Maybe eventually we will have to innovate and find new ways to do our work together. Maybe we’ll have to be creative and resilient and all the things our employers are urging us to be already, now, today. But for right now, we’ll just wait and see. We’ll take it day by day. We’ll make dens.

Going inside

And, it turns out that we made ourselves a den, too. It turns out we haven’t entirely gone away, we’ve just gone inside. Like we’ve been asked to, as my son regularly reminds me. We do meet on Zoom or Whatsapp and on Facebook or Twitter to check on one another. To hear about how things are going in our corners of the world, to laugh at the latest ways our children are slowly driving us crazy, to rage at Amazon’s profit margins, and to see each other’s faces. We don’t talk about our project specifically, but often we do talk about the ideas that underpin it. The ideas that we all care about and that brought us together and from which we’ve become friends as well as collaborators. I think this being inside together (but apart) – an inside together that comes without to do lists and expectations, with patience and a willingness to listen, care and support – means that when the day by day makes it possible for us to go outside again, to have a more public-facing element to our work and to start our activities together in earnest, we’ll do so from a place of trust and energy. We’ll have more fun and we might also do a better job of the work. We’ll hopefully be more attuned to each other’s realities and be able to work respectfully together in a way that continues to give us each permission for things to be how they are and maybe also allows us to get something done.

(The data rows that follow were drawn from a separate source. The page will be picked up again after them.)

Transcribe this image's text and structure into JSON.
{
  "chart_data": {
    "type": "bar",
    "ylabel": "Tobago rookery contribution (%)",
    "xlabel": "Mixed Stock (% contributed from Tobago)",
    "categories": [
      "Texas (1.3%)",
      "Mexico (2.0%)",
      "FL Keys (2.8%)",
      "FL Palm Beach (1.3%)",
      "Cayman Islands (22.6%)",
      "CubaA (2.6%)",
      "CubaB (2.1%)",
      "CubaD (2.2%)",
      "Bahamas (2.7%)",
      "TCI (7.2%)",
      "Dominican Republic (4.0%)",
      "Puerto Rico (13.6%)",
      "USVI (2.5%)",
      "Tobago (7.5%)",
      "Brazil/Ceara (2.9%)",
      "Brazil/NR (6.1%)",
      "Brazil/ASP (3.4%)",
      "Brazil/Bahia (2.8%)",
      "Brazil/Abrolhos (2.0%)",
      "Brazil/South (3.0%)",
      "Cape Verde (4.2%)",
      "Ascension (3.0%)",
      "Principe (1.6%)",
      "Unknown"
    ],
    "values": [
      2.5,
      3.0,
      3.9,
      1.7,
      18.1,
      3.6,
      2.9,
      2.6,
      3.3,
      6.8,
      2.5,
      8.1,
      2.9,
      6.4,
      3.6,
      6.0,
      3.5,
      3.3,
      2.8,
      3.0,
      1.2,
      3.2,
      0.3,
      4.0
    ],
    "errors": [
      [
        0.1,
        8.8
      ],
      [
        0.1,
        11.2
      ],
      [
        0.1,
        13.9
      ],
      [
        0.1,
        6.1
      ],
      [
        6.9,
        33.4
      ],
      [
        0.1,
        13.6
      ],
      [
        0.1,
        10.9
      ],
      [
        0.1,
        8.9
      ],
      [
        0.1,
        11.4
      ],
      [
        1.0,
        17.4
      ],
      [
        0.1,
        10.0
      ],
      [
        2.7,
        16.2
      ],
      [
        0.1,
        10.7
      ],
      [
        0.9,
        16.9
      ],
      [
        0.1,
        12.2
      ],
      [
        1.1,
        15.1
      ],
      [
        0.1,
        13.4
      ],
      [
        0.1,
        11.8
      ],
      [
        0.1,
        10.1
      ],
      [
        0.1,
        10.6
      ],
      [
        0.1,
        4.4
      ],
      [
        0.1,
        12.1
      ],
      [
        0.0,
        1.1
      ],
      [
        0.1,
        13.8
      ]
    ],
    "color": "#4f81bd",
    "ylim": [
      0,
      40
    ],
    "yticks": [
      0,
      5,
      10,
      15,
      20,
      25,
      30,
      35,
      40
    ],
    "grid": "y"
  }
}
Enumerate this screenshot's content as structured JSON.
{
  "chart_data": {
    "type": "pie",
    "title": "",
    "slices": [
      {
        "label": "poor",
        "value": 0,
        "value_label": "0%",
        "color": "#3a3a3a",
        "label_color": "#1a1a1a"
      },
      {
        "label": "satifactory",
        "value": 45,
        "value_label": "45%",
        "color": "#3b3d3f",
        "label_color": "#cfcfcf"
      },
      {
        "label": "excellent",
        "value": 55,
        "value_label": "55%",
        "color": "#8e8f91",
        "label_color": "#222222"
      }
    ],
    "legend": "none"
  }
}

Work for later or making pause a possibility

When we were writing the proposal for our network, we agreed underpinning values for it, aspiring for a feminist and anti-racist collaboration. And, while I’ve railed against going away or staying inside, I think that probably, for us, in the circumstances that the colleagues involved in the project find ourselves, it is probably the approach that most embodies those values we laid out to guide our work. I’m not suggesting that all international collaborative projects should go away for a while or that going away is necessarily a feminist response. But I am suggesting that it is okay for us to go away, and in some circumstances like ours, it is probably right for us to go away. And, as coronavirus has been described as a disaster for feminism and for academic careers of women and those with caring responsibilities, maybe going inside, which I found so disempowering, gendered and unfair, is a feminist response in its putting caring for each other, ourselves and our loved ones, listening and giving space, first. Looking at going away/inside from this angle also makes clear what we should put second and – as is often the case when choosing feminist and/or anti-racist courses of action – choosing to go away/inside will also create more work for us. So, instead of first turning our attention to innovation in the delivery of our planned activities, we’ll need to work to make a pause a possibility. This will involve work with funders who have already opened the doors for no-cost extensions, but not for costed ones, which will be essential for colleagues funded by our project; work with our Universities whose workload spreadsheets don’t include going away time and whose expectations for coronavirus include ‘innovation’, ‘new solutions’ and ‘one activity to keep your children busy until lunchtime’ and whose progression criteria haven’t changed to accommodate how things are. So, we’ll come outside for that additional work, in this case the work of making it okay to pause. At some point, we will also weave that work into the existing commitments of our network and we’ll use the relationships we’ve strengthened while inside at home to open new possibilities and create space to acknowledge and work within the realities of international collaboration during a pandemic.